← Home

Scalable Diffusion Models with Transformers

Jun 1, 2023

Core Contribution

DiT (Diffusion Transformer) replaces the U-Net backbone commonly used in diffusion models with a standard Vision Transformer (ViT). The key insight: transformers follow predictable scaling laws, so larger DiT models consistently produce better samples with lower FID scores. This was already known for language models—DiT proves it holds for image generation.

The architecture operates in latent space (using a pre-trained VAE encoder), not pixel space. Input latents are patchified into tokens, processed through DiT blocks, and decoded back to images.

Conditioning Mechanisms

DiT explores four ways to inject conditioning information (class labels, timestep embeddings):

In-context Conditioning

Append conditioning tokens (timestep + class embedding) as additional input tokens. Simple but increases sequence length.

Cross-attention

Add cross-attention layer after self-attention in each block. Conditioning embeddings serve as keys/values, noisy latent tokens as queries. Standard approach from text-to-image models.

# Adaptive Layer Norm (adaLN)

Replace standard LayerNorm with adaptive version. The conditioning vector regresses scale ($\gamma$) and shift ($\beta$) parameters:

$$\text{adaLN}(h, c) = \gamma(c) \odot \text{LayerNorm}(h) + \beta(c)$$

where $c$ is the conditioning embedding (timestep + class).

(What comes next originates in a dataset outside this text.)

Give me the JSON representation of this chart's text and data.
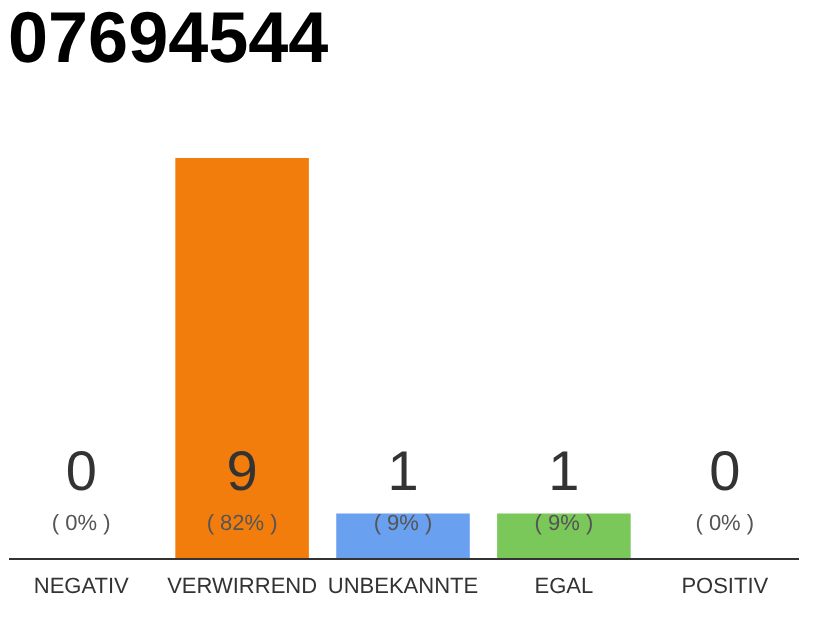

adaLN-Zero (Best performing)

Same as adaLN, but also regresses a per-dimension scaling parameter $\alpha$ applied after attention/MLP:

$$h = h + \alpha(c) \odot \text{Attention}(\text{adaLN}(h, c))$$

Crucially, $\alpha$ is initialized to zero, making each DiT block initially an identity function. This zero-initialization provides stable training from the start.

Scaling Properties

DiT demonstrates clear Gflop-FID correlation: more compute → lower FID. The largest model (DiT-XL/2, 675M params) achieves state-of-the-art FID on ImageNet 256×256. Patch size matters significantly—smaller patches (DiT-XL/2 vs DiT-XL/4) improve quality at the cost of more compute.

In Robotics

Adaptation for Action Generation

In robotics, DiT has become the dominant architecture for diffusion-based policy learning (action diffusion). The core modification: instead of generating images, DiT generates action sequences conditioned on observations.

The DiT block takes input tokens (primarily vision and language tokens from a VLM backbone) and conditional inputs including:

Denoising timestep embedding $t$
Proprioceptive state embeddings (joint positions, gripper state)
Sometimes: task embeddings or goal specifications

Conditioning Architecture Choices

Robotics DiT variants typically combine multiple conditioning mechanisms:

adaLN-Zero for Timestep

The denoising timestep $t$ is almost universally injected via adaLN-Zero. This follows the original DiT finding that adaLN-Zero outperforms alternatives.

Cross-attention for Multi-modal Observations

Vision and language tokens from the VLM backbone are injected via cross-attention. This allows the action head to attend selectively to relevant visual regions and language tokens. See # ManiFlow for DiT-X architecture using adaptive cross-attention.

In-context for Proprioception

Robot state (joint angles, end-effector pose) is often concatenated as additional input tokens, since proprioception is always relevant (unlike visual regions which may vary by task).